Peter Schrag takes on the big
issues-immigration, globalization, and the impact of California's
politics on its quality of life-in this dynamic account of the Golden
State's struggle to recapture the American dream. In the past half-century,
California has been both model and anti-model for the nation and often
the world, first in its high level of government and public services,
more lately for its dysfunctional government, deteriorating services,
and sometimes regressive public policies. While Schrag's incisive
analysis of the state of the state demonstrates that it has been struggling
with a range of problems for a generation, the author also deftly
shows that California's ability to forge its culturally and ethnically
diverse population into a successful democracy will be of crucial
importance well beyond our borders.

Thursday, May 4th at 7:30 p.m.
Kamran Nazeer
Send in the Idiots: Stories from the
Other Side of Autism
(Bloomsbury)

When he was four years old, Nazeer
was enrolled in a small school in New York City alongside a dozen
other children diagnosed with autism. Calling themselves the Idiots,
these kids received cutting edge care. Twenty-three years later, the
school no longer exists. Send in the Idiots is the candid, surprising,
and ultimately moving investigation into what happened to those children.
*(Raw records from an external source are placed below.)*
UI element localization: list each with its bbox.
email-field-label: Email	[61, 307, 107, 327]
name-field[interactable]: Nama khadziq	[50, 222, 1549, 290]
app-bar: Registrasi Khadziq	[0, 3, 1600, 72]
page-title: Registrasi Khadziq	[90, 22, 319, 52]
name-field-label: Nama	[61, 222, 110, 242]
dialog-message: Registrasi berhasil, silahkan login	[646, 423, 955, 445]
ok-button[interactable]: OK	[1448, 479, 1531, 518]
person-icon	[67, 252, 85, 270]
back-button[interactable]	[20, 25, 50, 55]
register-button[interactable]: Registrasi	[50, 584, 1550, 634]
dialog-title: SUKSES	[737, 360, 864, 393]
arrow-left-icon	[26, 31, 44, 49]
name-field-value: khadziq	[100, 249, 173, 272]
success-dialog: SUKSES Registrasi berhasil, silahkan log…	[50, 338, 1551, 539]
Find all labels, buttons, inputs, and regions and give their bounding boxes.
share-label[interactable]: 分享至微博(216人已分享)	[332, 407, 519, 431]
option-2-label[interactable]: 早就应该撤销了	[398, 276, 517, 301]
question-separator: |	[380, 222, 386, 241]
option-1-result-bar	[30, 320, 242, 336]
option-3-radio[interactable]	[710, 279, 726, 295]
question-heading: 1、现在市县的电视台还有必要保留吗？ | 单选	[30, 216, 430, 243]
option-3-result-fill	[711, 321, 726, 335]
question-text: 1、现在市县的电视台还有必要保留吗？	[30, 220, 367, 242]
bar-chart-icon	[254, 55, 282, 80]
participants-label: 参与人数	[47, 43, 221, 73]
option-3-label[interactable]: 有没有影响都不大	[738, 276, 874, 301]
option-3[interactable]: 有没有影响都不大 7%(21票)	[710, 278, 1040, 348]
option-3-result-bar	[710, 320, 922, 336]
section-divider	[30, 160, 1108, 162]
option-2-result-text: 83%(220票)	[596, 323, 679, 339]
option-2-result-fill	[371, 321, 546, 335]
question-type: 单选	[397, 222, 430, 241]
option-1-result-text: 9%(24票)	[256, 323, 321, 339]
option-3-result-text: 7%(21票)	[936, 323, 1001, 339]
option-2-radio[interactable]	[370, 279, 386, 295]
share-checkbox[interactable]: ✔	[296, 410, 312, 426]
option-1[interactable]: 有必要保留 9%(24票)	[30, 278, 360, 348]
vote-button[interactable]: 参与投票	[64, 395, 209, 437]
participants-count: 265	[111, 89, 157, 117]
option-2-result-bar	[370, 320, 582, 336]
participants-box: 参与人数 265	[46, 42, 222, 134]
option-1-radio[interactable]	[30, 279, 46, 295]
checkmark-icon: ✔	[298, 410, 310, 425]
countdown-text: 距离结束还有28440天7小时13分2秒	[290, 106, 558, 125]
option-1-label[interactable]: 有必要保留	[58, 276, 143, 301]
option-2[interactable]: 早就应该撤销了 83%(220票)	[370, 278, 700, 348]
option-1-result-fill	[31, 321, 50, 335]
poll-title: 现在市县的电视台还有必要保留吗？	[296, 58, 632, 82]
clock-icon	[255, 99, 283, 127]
Now a policy adviser in England, Kamran decides to visit four of his
old classmates to find out the kind of lives that they are living
now, how much they've been able to overcome and what remains missing.
Written with unmatched insight and striking personal testimony, Kamran
Nazeer's account is a stunning, invaluable, and utterly unique contribution
to the literature of what makes us human.